O homem, que por pouco não fora vítima do excesso de velocidade de Marcos, aproximou-se do carro e esboçou um sorriso amarelo ao notar a nossa atrapalhação. Em boa verdade, nós estávamos mais desconcertados do que ele. O homem balbuciou algo que não lográmos perceber e afastou-se, gingando o corpo sobre as pernas, uma das quais era mais curta, apesar da suplementar altura de cortiça que lhe guarnecia o sapato.

O funcionamento dos nossos corações normalizou-se, e o sangue, que por momentos desaparecera, voltou-nos ao rosto. O susto passara para dar lugar a uma tremenda vontade de rir. E gargalhámos ruidosamente, enquanto Marcos dirigia o carro para a via.

O término da viagem aproximava-se, e Marcos foi reduzindo gradualmente a marcha, até imobilizar o veículo junto dum luxuoso edifício. À porta esperava-nos uma mulher idosa. Entrámos no elevador e nele ascendemos ao quarto andar. A mulher fez-nos atravessar um comprido e estreito corredor e deteve-se junto de uma porta entreaberta, pela abertura da qual se nos oferecia à vista um quadro pouco agradável: deitado na cama estava um homem com o pescoço ferido e coberto de sangue já coagulado, que também manchara as roupas do leito.

Imediatamente nos atirámos ao trabalho. A nossa primeira preocupação foi procurar no aposento qualquer indício revelador, o que não conseguimos. Seguiram-se as investigações da praxe. Elevador e escada foram cuidadosamente examinados, e desse estudo resultou o nosso primeiro êxito. Em cada degrau da escada estavam, lado a lado, as marcas de qualquer género de calçado, que logo deduzimos tratar-se de pantufas de quarto. Porém, aquelas marcas não estavam impressas em todos os degraus da escada, porquanto na véspera a mulher a dias sómente encerara o lance que unia o terceiro andar ao quarto, e neste precisamente é que as pegadas eram visíveis. Este era um pormenor valiosíssimo, mas deixou de o ser quando soubemos que, dias antes, um vendedor ambulante havia fornecido daquelas pantufas a todos os inquilinos do prédio. No entanto, ficámos sabendo que o culpado residia ali, ou então se servira das pantufas de qualquer dos inquilinos.
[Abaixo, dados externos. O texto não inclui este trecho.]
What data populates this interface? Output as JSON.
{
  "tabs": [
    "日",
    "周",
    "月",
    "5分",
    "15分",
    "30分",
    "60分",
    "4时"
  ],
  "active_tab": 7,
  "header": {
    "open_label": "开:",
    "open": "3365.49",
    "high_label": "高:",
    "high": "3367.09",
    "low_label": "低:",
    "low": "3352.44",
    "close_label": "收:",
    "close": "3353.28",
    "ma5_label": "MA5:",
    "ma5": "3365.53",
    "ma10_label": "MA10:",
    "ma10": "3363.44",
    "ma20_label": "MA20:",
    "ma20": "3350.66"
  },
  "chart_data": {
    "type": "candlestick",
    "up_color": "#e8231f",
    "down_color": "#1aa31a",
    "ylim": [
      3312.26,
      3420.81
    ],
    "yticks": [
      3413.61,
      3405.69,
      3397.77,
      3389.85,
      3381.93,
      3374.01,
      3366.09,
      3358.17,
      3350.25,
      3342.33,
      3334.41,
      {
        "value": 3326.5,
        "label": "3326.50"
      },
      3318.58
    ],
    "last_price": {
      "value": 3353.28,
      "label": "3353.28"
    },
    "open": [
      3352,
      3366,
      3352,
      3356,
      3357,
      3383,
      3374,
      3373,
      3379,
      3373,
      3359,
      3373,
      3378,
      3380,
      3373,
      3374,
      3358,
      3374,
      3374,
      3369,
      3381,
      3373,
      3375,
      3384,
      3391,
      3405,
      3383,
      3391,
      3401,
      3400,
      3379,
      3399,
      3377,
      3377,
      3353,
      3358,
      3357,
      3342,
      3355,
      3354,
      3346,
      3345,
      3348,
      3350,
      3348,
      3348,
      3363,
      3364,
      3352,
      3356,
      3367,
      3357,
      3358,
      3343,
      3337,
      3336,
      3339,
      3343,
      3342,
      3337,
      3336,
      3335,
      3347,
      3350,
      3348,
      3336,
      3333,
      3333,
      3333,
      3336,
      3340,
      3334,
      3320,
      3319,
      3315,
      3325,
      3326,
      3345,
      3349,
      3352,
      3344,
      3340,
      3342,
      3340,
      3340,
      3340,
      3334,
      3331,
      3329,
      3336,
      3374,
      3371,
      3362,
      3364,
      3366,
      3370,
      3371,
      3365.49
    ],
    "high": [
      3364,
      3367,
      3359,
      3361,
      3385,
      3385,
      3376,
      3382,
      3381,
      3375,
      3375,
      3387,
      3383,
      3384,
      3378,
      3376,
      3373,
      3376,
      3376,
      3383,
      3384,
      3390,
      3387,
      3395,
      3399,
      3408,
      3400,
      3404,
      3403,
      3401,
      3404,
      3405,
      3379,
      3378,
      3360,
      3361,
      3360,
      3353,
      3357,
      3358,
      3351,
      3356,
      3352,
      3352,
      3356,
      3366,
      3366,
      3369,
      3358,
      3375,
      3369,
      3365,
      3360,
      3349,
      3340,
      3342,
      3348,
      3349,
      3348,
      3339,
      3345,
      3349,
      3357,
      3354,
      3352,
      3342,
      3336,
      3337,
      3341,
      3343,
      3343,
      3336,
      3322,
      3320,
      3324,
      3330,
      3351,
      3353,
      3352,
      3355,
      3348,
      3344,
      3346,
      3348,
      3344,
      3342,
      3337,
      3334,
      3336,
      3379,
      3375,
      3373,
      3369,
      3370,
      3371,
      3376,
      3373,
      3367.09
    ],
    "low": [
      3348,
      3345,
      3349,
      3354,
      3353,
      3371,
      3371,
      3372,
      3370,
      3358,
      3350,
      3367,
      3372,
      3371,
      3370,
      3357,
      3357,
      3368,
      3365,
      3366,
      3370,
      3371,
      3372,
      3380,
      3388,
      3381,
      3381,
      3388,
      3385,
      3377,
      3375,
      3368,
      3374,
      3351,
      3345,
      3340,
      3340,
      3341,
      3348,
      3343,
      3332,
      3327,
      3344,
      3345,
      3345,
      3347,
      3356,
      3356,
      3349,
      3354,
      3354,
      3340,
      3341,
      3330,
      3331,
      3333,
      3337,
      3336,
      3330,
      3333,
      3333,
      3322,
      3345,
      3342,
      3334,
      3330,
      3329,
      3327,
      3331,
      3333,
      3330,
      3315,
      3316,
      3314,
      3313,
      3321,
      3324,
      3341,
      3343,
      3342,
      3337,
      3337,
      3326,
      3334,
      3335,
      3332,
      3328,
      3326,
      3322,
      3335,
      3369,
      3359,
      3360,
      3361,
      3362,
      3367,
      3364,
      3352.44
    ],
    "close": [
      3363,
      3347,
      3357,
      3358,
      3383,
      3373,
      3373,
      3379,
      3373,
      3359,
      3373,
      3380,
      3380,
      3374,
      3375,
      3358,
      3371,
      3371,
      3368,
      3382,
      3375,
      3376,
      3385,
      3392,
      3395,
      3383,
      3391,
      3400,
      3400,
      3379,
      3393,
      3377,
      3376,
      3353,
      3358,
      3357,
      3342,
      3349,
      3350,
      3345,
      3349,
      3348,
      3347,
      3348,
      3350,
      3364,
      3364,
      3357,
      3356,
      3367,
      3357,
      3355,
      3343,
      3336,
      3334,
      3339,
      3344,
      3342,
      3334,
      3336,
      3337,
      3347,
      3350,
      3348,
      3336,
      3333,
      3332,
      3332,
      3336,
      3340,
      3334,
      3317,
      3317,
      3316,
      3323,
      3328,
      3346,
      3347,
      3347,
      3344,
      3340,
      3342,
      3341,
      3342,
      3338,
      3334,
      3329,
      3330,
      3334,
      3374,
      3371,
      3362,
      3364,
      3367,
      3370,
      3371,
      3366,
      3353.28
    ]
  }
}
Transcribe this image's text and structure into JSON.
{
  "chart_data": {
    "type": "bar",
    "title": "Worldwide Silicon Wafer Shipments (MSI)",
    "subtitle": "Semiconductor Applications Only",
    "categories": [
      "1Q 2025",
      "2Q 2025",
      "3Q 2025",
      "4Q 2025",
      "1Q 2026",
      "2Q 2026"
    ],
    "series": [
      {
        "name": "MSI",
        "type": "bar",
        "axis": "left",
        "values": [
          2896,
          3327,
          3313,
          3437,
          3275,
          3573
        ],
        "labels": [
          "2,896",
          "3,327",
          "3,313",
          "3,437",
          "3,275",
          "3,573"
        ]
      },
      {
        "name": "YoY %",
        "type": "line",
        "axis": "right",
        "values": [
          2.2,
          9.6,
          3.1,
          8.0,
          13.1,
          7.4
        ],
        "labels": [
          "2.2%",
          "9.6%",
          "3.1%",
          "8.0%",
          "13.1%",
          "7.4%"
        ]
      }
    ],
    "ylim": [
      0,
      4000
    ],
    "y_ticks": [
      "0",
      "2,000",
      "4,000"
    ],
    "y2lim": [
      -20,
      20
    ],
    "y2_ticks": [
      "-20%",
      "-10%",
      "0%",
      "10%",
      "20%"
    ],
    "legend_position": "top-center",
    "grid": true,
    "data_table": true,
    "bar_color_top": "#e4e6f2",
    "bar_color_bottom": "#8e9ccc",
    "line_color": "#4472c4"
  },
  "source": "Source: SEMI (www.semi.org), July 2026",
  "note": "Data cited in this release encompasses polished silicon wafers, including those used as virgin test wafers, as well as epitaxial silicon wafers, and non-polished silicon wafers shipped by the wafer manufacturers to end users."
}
D. Rosa, assim se chamava a mulher que nos acompanhava, informou-nos que a porta principal fora, de manhã, encontrada aberta, e só os inquilinos possuíam chaves. Pelas janelas, o acesso só seria possível no primeiro piso. Todavia, aí as janelas não tinham sido violadas. Também de manhã, o ascensor estacionava no rés-do-chão, o que vinha provar ter sido utilizado depois das duas da madrugada, hora a que voltara a energia eléctrica, que a central cortada às vinte e três horas do dia anterior. Nada mais soubemos que pudesse conduzir-nos à decifração do enigma, e então procurámos averiguar quais os inquilinos que teriam interesse na morte do milionário Casqueira.

Eram seis os suspeitos. Naquela mesma tarde, eu e Marcos fomos interrogá-los.

A primeira porta em que batemos foi-nos franqueada por Benilde, uma jovem modelo, que em tempos fora noiva de Casqueira. Os aposentos da rapariga situavam-se no terceiro andar, e foi aí que a interrogámos. Disse-nos que se havia recolhido cedo, e que não mais saíra do quarto.

No mesmo piso interrogámos os irmãos Sousas, que nos afirmaram ter estado a trabalhar até ao momento em que faltara a luz, pelo que se haviam deitado.

Em seguida, descemos ao andar de baixo, e aí falámos com o Aníbal, que nos disse ter recolhido a casa cerca das vinte e três horas, e logo se deitara, tendo sido, «como averiguámos», o último a servir-se do elevador antes de faltar a corrente.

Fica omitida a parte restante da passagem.